Samstag, 18. Oktober 2014

SO, 19.10.2014 10:00 Startpunkt Süd: Herbstwald - Gondel -Tour II

Na da bin ich ja nach div. organisatorischen Mängeln noch ganz gut
weggekommen..;-)

Morgen wird wieder gefahren, was soll man auch sonst bei dem
Spitzenwetter machen.
Treff um 10:00 am Startpunkt Süd.
Diesmal stehen die Chancen gut, dass ich es auch pünktlich schaffe - das
Starterelais ist repariert.
Gefahren wird, wo es schön ist.
Fotoapparat mitbringen, es wird verstärkt fotografiert (also noch mehr
als sonst)

Achim/ Falco

Doch noch ein Bericht zum 28.09.2014

Einmal ein anderer Beginn: Erst ein längerer Plausch, bevor unser Vorausfahrer nach saftloser Batterie und verlorenem Saft für sein Navi schließlich seine „Arbeit“ aufnehmen und vier Nachfahrer ihm folgen konnten.
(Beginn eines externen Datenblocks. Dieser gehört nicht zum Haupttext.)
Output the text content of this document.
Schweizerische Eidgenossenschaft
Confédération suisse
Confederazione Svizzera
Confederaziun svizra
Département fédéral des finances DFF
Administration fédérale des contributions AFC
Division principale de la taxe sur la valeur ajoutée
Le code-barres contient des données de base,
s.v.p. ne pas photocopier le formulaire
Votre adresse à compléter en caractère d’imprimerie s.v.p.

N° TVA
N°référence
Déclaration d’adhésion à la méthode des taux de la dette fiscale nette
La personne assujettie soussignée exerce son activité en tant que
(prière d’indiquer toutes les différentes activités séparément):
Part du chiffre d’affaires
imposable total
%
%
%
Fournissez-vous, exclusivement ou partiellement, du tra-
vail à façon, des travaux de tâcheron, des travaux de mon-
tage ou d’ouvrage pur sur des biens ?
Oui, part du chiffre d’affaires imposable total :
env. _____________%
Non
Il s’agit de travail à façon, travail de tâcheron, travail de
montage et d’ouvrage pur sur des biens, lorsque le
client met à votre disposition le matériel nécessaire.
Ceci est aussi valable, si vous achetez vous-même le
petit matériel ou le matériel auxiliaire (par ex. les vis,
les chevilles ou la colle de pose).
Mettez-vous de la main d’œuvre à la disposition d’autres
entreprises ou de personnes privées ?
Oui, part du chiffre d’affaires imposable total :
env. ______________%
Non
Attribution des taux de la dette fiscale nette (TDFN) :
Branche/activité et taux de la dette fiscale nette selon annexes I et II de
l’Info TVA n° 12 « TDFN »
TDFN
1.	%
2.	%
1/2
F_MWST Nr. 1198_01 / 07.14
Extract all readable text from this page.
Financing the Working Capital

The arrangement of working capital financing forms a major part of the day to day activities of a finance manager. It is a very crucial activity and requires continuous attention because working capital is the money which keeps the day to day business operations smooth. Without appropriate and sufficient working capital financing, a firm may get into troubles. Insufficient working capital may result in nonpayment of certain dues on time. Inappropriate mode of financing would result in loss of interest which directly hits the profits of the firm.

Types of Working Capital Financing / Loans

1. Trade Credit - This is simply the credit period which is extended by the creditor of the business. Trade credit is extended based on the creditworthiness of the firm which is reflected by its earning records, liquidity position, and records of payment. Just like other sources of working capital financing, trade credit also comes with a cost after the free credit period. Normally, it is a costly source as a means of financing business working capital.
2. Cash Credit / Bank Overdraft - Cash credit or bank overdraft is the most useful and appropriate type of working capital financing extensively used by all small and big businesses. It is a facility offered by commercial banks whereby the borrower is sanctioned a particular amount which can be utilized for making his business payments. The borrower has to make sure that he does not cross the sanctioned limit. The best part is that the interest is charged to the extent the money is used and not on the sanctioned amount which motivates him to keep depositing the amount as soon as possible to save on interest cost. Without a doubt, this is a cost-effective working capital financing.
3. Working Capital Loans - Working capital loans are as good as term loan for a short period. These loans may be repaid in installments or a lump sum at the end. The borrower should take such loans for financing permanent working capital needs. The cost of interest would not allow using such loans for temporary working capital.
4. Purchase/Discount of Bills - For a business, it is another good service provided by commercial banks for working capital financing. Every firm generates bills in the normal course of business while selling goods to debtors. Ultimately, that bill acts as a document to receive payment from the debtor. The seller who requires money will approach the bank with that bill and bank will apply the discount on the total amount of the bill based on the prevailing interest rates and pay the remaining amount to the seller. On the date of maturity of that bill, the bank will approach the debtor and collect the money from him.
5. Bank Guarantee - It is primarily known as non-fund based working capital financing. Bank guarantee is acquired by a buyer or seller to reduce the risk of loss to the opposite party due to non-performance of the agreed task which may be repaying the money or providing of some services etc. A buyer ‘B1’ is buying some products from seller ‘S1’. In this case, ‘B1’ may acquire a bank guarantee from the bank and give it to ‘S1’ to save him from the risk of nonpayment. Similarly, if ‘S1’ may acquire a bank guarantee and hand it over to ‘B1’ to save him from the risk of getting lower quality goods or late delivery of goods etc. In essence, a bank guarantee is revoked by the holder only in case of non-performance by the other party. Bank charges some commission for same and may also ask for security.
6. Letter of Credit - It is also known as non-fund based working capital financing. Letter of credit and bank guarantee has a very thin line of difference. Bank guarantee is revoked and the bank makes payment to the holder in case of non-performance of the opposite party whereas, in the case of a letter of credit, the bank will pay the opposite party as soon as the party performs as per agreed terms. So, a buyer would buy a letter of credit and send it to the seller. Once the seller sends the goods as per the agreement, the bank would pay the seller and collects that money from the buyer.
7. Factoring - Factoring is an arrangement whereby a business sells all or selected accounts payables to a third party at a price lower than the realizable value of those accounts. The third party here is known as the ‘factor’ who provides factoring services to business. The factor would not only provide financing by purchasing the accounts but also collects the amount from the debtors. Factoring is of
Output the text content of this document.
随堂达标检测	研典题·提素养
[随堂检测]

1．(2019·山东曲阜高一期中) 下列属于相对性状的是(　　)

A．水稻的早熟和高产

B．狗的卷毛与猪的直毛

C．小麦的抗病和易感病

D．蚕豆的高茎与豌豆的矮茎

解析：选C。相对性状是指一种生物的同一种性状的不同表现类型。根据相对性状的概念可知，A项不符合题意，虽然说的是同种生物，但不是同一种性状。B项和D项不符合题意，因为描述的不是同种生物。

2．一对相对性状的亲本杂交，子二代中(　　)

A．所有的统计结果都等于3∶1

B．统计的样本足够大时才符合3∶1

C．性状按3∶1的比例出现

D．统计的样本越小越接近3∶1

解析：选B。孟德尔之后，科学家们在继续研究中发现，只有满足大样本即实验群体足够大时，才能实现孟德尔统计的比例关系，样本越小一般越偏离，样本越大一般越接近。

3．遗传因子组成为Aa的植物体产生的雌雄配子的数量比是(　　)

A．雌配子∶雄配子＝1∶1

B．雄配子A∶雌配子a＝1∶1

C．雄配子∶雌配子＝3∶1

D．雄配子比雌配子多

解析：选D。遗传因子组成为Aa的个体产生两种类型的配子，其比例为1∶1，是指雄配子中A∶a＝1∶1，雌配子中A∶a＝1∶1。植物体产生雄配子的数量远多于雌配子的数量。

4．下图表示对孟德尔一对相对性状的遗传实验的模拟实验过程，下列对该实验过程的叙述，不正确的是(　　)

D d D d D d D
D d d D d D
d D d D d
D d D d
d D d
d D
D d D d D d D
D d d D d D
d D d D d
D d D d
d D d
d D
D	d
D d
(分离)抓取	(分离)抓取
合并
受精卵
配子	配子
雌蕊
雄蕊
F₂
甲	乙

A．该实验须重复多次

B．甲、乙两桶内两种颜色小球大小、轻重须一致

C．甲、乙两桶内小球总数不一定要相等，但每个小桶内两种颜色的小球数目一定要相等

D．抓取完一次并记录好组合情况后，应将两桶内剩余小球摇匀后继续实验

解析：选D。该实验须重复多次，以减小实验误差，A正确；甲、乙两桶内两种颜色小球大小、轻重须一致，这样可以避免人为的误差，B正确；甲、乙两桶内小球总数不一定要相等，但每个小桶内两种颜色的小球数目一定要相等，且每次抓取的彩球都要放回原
In bekannt zügiger Fahrt ging es erst ein Stück nach Süden und dann nach Westen über Beelitz und Brück. An der Cammer Mühle legten wir spontan einen Stop ein und halfen, die inzwischen restaurierte Mühle gemeinsam in den – kaum vorhandenen – Wind zu drehen. Anschließend konnten wir die Mühle besichtigen und viele Erläuterungen erhalten, bevor Achim wegen des Terminplans zur Weiterfahrt drängte.
Ohne weiteren Halt ging es dann über (u.a.) Golzow, Ragösen, Groß Briesen, Gräben, Ziesar, Klein Lübars, Möckern, Gommern, Schönebeck nach Staßfurt. Nach einer Ehrenrunde durch den Ort erreichten wir schließlich das dortige Dampflokfest. Nach einer Stärkung waren wir fit für die Besichtigung. Es ist doch immer wieder beeindruckend, die (großen) Dampfloks unter Dampf und in Aktion zu sehen und zu erkennen, wie die
Maschinen ihre Arbeit verrichten – anders als bei den modernen E- u. Dieselloks. Die früheren Arbeitsbelastungen interessieren bei solchen Besuchen ja nicht.

Auch wenn das Wetter schön und warm und wieder viel zu besichtigen war, so veranlasste uns der Blick auf die Uhr doch zur (rechtzeitigen) Abfahrt.

Mit nur einem Halt an der Fähre Barby ging es zurück über Güterglück, Zerbst, Garitz, Krakau, Serno, Göritz, Jeserig, Grubo, Treuenbrietzen, Zülichendorf, Dobbrikow... nach Berlin. Nach 410 km war damit eine schöne Rausfahrt beendet. Ein Dankeschön an Achim.

H.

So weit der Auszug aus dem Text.